A recent study by the Rand Corporation, Harvard Medical School, and University of California Los Angeles found that almost 20% of workers in the U.S. find their workplace hostile or threatening. The study refers to this finding as “disturbingly high” and I have to agree. My take from this study is that the need for good work by HR professionals has never been more important. So, what skills are needed for HR professionals to succeed in this modern workplace?
If I could design the perfect HR professional, it would be an individual with a journalism degree who has taught school and can speak at least two languages. Human relations functions for employers are really about communication and education. All the training an HR professional receives on the management of the modern workforce means little if that HR professional cannot communicate that information effectively. One of the primary directives for an effective HR professional is to communicate basic principles of human management and the human resources culture of the employer to the supervisors, who, while technically skilled and leadership oriented, often are not trained communicators. Accordingly, the communications skills taught in journalism school, both written and verbal, would serve an HR manager well.
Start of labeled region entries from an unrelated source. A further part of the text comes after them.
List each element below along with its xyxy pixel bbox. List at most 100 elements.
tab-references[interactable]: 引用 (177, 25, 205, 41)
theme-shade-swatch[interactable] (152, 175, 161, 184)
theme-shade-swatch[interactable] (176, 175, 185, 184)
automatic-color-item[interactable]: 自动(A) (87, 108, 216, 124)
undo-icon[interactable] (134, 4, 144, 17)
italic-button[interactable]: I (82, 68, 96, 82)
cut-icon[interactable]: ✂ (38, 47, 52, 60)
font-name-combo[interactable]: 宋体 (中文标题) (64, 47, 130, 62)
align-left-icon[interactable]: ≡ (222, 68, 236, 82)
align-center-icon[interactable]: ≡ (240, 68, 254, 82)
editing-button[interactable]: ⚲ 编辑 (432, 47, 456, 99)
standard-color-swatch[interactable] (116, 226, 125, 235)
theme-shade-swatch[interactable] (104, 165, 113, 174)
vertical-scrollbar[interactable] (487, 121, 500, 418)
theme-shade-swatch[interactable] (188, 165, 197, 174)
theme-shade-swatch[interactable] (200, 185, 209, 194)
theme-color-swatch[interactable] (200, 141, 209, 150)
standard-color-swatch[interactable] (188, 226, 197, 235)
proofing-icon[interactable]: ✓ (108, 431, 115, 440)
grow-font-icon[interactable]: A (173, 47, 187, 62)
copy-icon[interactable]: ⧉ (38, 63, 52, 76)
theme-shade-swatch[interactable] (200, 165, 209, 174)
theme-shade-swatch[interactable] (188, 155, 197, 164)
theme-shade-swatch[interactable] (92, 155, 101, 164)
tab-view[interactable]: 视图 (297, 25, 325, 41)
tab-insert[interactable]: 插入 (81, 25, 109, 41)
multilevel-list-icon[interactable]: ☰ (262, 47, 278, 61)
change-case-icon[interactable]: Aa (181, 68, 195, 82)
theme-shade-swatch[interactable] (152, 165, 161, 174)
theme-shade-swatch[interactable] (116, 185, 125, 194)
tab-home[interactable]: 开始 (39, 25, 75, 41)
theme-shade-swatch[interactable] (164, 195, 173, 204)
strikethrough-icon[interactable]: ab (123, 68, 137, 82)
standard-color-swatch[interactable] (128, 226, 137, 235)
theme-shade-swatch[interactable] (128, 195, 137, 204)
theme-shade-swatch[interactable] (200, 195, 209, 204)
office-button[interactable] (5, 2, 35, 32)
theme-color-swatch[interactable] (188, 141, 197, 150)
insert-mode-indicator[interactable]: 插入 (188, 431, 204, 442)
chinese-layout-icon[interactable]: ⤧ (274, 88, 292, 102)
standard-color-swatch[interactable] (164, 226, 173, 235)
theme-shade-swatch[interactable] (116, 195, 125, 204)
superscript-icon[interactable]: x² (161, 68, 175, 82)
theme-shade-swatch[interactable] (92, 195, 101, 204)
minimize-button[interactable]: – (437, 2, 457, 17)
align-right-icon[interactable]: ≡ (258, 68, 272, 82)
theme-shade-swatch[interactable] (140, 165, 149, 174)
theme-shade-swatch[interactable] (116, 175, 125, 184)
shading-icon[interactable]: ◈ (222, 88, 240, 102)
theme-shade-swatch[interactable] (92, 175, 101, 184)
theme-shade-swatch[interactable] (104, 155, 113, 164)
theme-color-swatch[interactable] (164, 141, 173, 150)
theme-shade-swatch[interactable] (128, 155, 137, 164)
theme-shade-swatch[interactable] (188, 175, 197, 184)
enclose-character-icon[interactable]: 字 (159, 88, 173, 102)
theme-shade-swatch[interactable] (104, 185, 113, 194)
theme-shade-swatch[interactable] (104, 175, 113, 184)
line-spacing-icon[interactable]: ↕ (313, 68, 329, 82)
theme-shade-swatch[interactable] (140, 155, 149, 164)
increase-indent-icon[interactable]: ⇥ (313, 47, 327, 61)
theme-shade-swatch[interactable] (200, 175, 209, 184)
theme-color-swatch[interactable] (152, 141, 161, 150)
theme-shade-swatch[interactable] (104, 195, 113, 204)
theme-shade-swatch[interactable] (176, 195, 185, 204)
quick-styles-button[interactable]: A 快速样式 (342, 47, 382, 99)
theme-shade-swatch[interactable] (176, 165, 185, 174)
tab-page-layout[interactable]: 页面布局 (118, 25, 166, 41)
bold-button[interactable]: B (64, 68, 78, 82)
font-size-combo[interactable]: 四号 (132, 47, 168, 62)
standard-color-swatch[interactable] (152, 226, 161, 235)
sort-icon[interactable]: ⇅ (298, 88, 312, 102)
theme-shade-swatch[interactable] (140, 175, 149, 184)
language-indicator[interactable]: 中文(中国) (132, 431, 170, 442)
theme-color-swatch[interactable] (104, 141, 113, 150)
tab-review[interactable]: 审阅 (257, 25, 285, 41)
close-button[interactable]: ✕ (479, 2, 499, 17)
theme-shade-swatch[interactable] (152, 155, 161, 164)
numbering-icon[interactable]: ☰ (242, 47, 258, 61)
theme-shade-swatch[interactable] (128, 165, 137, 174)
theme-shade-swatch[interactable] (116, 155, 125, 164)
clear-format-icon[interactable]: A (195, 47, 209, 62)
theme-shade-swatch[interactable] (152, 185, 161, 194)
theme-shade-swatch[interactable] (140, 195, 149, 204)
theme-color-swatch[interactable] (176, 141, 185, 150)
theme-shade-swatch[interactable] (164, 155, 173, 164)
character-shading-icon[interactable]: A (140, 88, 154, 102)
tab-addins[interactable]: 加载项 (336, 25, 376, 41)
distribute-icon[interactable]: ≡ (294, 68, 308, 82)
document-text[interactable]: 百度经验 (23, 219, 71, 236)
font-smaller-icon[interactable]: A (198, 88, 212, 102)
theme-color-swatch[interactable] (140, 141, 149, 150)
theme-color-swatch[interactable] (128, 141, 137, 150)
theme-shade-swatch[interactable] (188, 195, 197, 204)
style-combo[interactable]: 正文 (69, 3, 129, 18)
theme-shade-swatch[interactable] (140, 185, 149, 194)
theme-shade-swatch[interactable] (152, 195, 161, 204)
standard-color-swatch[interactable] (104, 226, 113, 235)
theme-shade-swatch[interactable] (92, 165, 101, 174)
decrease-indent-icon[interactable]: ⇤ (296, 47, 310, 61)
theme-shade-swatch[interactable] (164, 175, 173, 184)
Similarly, the learned skill of teaching concepts is likely to be of use. Communicating with a group of busy supervisors is no easy thing. If someone has spent some time in a classroom and has been required to create a lesson plan, execute that lesson plan, and control a crowd of possibly distracted children or teenagers, that person has the skills to do the training required of HR managers. Having had experience in a real classroom setting would greatly benefit any aspiring HR professional.
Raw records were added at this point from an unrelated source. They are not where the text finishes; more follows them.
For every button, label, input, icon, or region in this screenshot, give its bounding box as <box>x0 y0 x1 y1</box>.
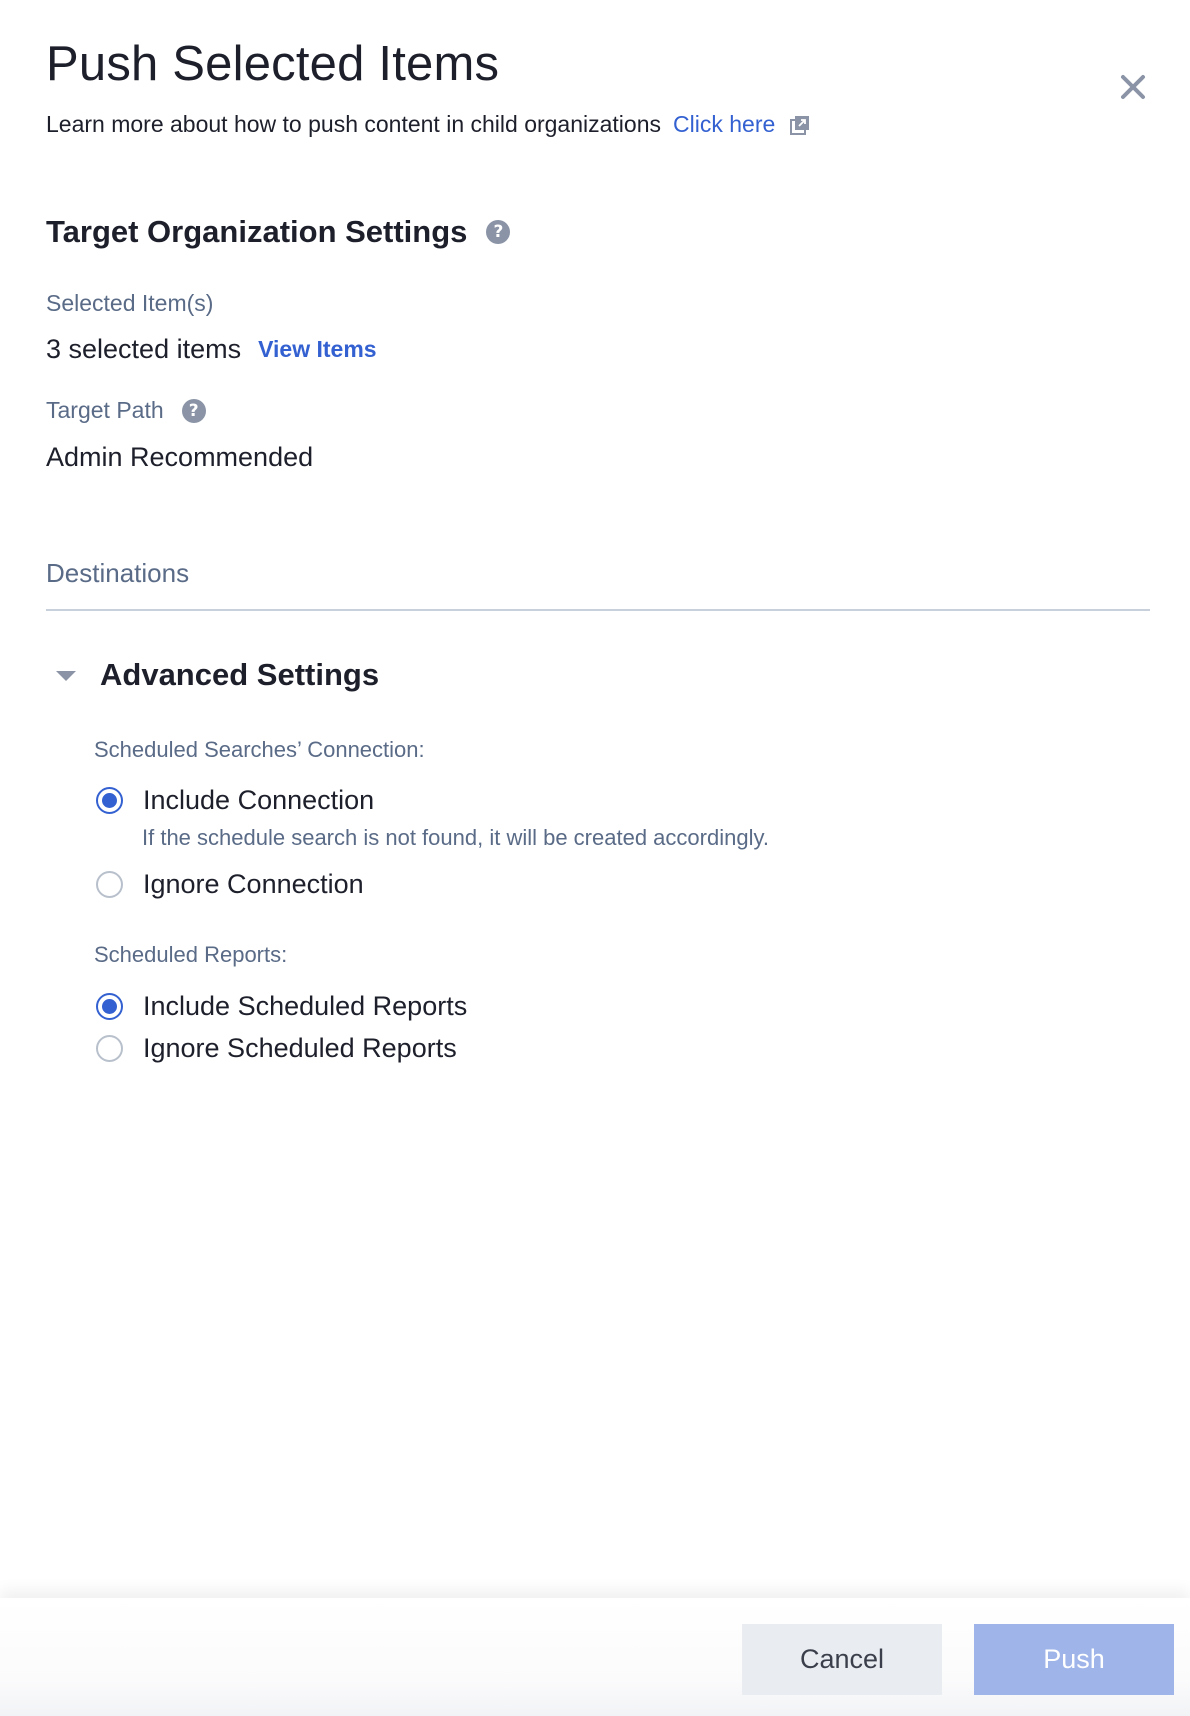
help-icon[interactable]: ? <box>181 398 206 423</box>
destinations-section[interactable]: Destinations <box>46 558 1150 611</box>
section-title-text: Target Organization Settings <box>46 214 468 249</box>
selected-items-row: 3 selected items View Items <box>46 334 377 365</box>
selected-items-value: 3 selected items <box>46 334 242 364</box>
caret-down-icon <box>56 671 76 681</box>
ignore-scheduled-reports-label: Ignore Scheduled Reports <box>143 1033 457 1063</box>
click-here-link[interactable]: Click here <box>673 111 775 138</box>
destinations-label: Destinations <box>46 558 190 588</box>
include-connection-label: Include Connection <box>143 785 375 815</box>
close-icon[interactable] <box>1116 70 1150 104</box>
ignore-scheduled-reports-radio[interactable]: Ignore Scheduled Reports <box>96 1033 457 1064</box>
radio-checked-icon[interactable] <box>96 993 123 1020</box>
include-scheduled-reports-label: Include Scheduled Reports <box>143 991 468 1021</box>
scheduled-searches-group-label: Scheduled Searches’ Connection: <box>94 737 425 762</box>
include-scheduled-reports-radio[interactable]: Include Scheduled Reports <box>96 991 467 1022</box>
ignore-connection-label: Ignore Connection <box>143 869 364 899</box>
advanced-settings-title: Advanced Settings <box>100 657 380 692</box>
selected-items-label: Selected Item(s) <box>46 290 214 316</box>
help-icon[interactable]: ? <box>486 220 511 244</box>
view-items-link[interactable]: View Items <box>258 336 376 363</box>
radio-unchecked-icon[interactable] <box>96 1035 123 1062</box>
include-connection-help: If the schedule search is not found, it … <box>142 825 769 850</box>
target-path-value: Admin Recommended <box>46 442 314 472</box>
push-button[interactable]: Push <box>974 1624 1174 1695</box>
target-organization-settings-heading: Target Organization Settings ? <box>46 214 511 250</box>
ignore-connection-radio[interactable]: Ignore Connection <box>96 869 364 900</box>
cancel-button[interactable]: Cancel <box>742 1624 942 1695</box>
scheduled-reports-group-label: Scheduled Reports: <box>94 942 288 967</box>
external-link-icon[interactable] <box>789 114 811 136</box>
radio-checked-icon[interactable] <box>96 787 123 814</box>
target-path-label: Target Path <box>46 397 164 423</box>
learn-more-text: Learn more about how to push content in … <box>46 111 662 137</box>
learn-more-line: Learn more about how to push content in … <box>46 111 811 138</box>
target-path-label-row: Target Path ? <box>46 397 206 424</box>
dialog-title: Push Selected Items <box>46 37 500 91</box>
push-selected-items-dialog: Push Selected Items Learn more about how… <box>0 0 1190 1716</box>
advanced-settings-toggle[interactable]: Advanced Settings <box>46 657 379 693</box>
radio-unchecked-icon[interactable] <box>96 871 123 898</box>
include-connection-radio[interactable]: Include Connection <box>96 785 374 816</box>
Finally, the skill of being able to think in a different language helps sensitize an individual to understanding the impact of language and culture as it applies in today’s workplace. It is not really important what that second language is, but seeing the world through another culture’s language is a great way to gain the cultural sensitivity necessary to be an effective HR representative.
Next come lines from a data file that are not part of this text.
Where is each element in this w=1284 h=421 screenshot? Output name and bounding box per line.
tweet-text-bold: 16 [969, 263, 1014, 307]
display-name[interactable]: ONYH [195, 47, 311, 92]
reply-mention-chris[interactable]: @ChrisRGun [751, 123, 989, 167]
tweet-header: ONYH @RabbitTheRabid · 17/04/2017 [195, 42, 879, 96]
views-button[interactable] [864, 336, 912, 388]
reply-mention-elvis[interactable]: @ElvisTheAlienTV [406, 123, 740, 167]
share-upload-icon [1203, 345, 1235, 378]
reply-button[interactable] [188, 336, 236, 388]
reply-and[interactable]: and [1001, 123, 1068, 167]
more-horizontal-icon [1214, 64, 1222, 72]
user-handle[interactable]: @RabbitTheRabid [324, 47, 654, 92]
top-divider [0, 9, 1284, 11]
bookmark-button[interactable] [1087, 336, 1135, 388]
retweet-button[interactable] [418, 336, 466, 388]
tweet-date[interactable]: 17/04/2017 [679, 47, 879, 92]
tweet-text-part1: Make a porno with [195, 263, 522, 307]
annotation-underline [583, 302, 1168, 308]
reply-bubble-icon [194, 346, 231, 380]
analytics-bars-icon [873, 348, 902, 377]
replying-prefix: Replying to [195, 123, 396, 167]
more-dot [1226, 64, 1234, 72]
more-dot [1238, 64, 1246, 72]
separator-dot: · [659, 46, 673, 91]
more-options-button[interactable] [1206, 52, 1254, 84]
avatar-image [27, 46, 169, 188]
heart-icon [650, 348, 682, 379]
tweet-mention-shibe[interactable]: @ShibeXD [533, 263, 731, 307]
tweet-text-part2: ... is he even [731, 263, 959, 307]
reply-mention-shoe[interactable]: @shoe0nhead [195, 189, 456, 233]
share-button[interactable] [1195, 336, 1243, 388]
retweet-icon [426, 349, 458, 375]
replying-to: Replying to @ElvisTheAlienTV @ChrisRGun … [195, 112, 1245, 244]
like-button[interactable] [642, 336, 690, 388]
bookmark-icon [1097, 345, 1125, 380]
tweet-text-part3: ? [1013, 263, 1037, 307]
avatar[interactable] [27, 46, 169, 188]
Skills of communication, teaching, and language comprehension are to me the most important skills of any HR professional. I know when I review a resume of a law student who is interested in becoming an employment lawyer, these are the same skills I hope to find on that resume. I know many excellent employment lawyers and HR professionals who are neither journalism majors or ex-teachers, but they have usually been given opportunities to obtain the communication and teaching skills that this background brings. In the HR world, companies should look for opportunities to provide these skills through additional training and opportunities for HR professionals to gain experience in communications, education, and language comprehension. With distressing numbers of employees feeling harassed or threatened at work, it is more important than ever that HR professionals have the proper skills to be best prepared for success in the modern workplace.